New analysis of the dagger buried with King Tut confirms that the weapon was made from an iron meteorite. They used X-ray fluorescence spectrometry to study the dagger, found on Tut's mummified body by Howard Carter in 1925. Daniela Comelli of Milan Polytechnic's department of physics and her colleagues have even identified the most likely meteorite used to forge the dagger.
"We took into consideration all meteorites found within an area of 2,000 km in radius centered in the Red Sea, and we ended up with 20 iron meteorites," Comelli told Space.com. "Only one, named Kharga, turned out to have nickel and cobalt contents which are possibly consistent with the composition of the blade."

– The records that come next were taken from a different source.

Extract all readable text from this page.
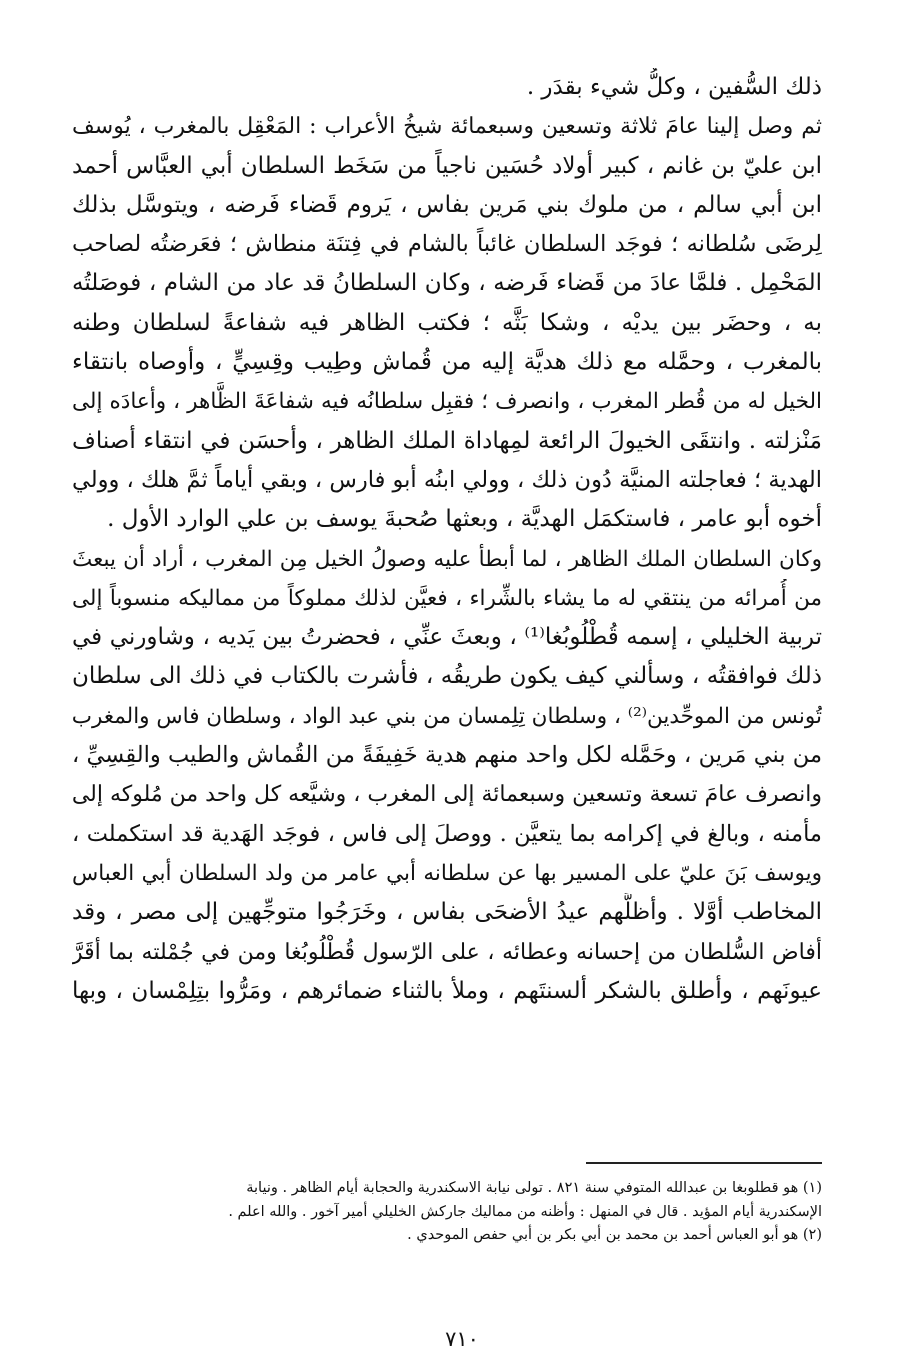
ذلك السُّفين ، وكلُّ شيء بقدَر .
ثم وصل إلينا عامَ ثلاثة وتسعين وسبعمائة شيخُ الأعراب : المَعْقِل بالمغرب ، يُوسف
ابن عليّ بن غانم ، كبير أولاد حُسَين ناجياً من سَخَط السلطان أبي العبَّاس أحمد
ابن أبي سالم ، من ملوك بني مَرين بفاس ، يَروم قَضاء فَرضه ، ويتوسَّل بذلك
لِرضَى سُلطانه ؛ فوجَد السلطان غائباً بالشام في فِتنَة منطاش ؛ فعَرضتُه لصاحب
المَحْمِل . فلمَّا عادَ من قَضاء فَرضه ، وكان السلطانُ قد عاد من الشام ، فوصَلتُه
به ، وحضَر بين يديْه ، وشكا بَثَّه ؛ فكتب الظاهر فيه شفاعةً لسلطان وطنه
بالمغرب ، وحمَّله مع ذلك هديَّة إليه من قُماش وطِيب وقِسِيٍّ ، وأوصاه بانتقاء
الخيل له من قُطر المغرب ، وانصرف ؛ فقبِل سلطانُه فيه شفاعَةَ الظَّاهر ، وأعادَه إلى
مَنْزلته . وانتقَى الخيولَ الرائعة لمِهاداة الملك الظاهر ، وأحسَن في انتقاء أصناف
الهدية ؛ فعاجلته المنيَّة دُون ذلك ، وولي ابنُه أبو فارس ، وبقي أياماً ثمَّ هلك ، وولي
أخوه أبو عامر ، فاستكمَل الهديَّة ، وبعثها صُحبةَ يوسف بن علي الوارد الأول .
وكان السلطان الملك الظاهر ، لما أبطأ عليه وصولُ الخيل مِن المغرب ، أراد أن يبعثَ
من أُمرائه من ينتقي له ما يشاء بالشِّراء ، فعيَّن لذلك مملوكاً من مماليكه منسوباً إلى
تربية الخليلي ، إسمه قُطْلُوبُغا⁽¹⁾ ، وبعثَ عنِّي ، فحضرتُ بين يَديه ، وشاورني في
ذلك فوافقتُه ، وسألني كيف يكون طريقُه ، فأشرت بالكتاب في ذلك الى سلطان
تُونس من الموحِّدين⁽²⁾ ، وسلطان تِلِمسان من بني عبد الواد ، وسلطان فاس والمغرب
من بني مَرين ، وحَمَّله لكل واحد منهم هدية خَفِيفَةً من القُماش والطيب والقِسِيِّ ،
وانصرف عامَ تسعة وتسعين وسبعمائة إلى المغرب ، وشيَّعه كل واحد من مُلوكه إلى
مأمنه ، وبالغ في إكرامه بما يتعيَّن . ووصلَ إلى فاس ، فوجَد الهَدية قد استكملت ،
ويوسف بَنَ عليّ على المسير بها عن سلطانه أبي عامر من ولد السلطان أبي العباس
المخاطب أوَّلا . وأظلَّهم عيدُ الأضحَى بفاس ، وخَرَجُوا متوجِّهين إلى مصر ، وقد
أفاض السُّلطان من إحسانه وعطائه ، على الرّسول قُطْلُوبُغا ومن في جُمْلته بما أقَرَّ
عيونَهم ، وأطلق بالشكر ألسنتَهم ، وملأ بالثناء ضمائرهم ، ومَرُّوا بتِلِمْسان ، وبها
(١) هو قطلوبغا بن عبدالله المتوفي سنة ٨٢١ . تولى نيابة الاسكندرية والحجابة أيام الظاهر . ونيابة
الإسكندرية أيام المؤيد . قال في المنهل : وأظنه من مماليك جاركش الخليلي أمير آخور . والله اعلم .
(٢) هو أبو العباس أحمد بن محمد بن أبي بكر بن أبي حفص الموحدي .
٧١٠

The study shows the ancient Egyptians attributed great value to meteoritic iron for the production of precious objects, possibly perceiving those chunks of iron falling from the sky as a divine message.
The most ancient Egyptian iron artifacts, nine small beads excavated from a cemetery along the west bank of the Nile tomb in Gerzeh and dated about 3200 BC, are also made from meteoritic iron hammered into thin sheets.
"It would be very interesting to analyze more pre-Iron Age artifacts, such as other iron objects found in King Tut's tomb. We could gain precious insights into metal working technologies in ancient Egypt and the Mediterranean," Comelli said.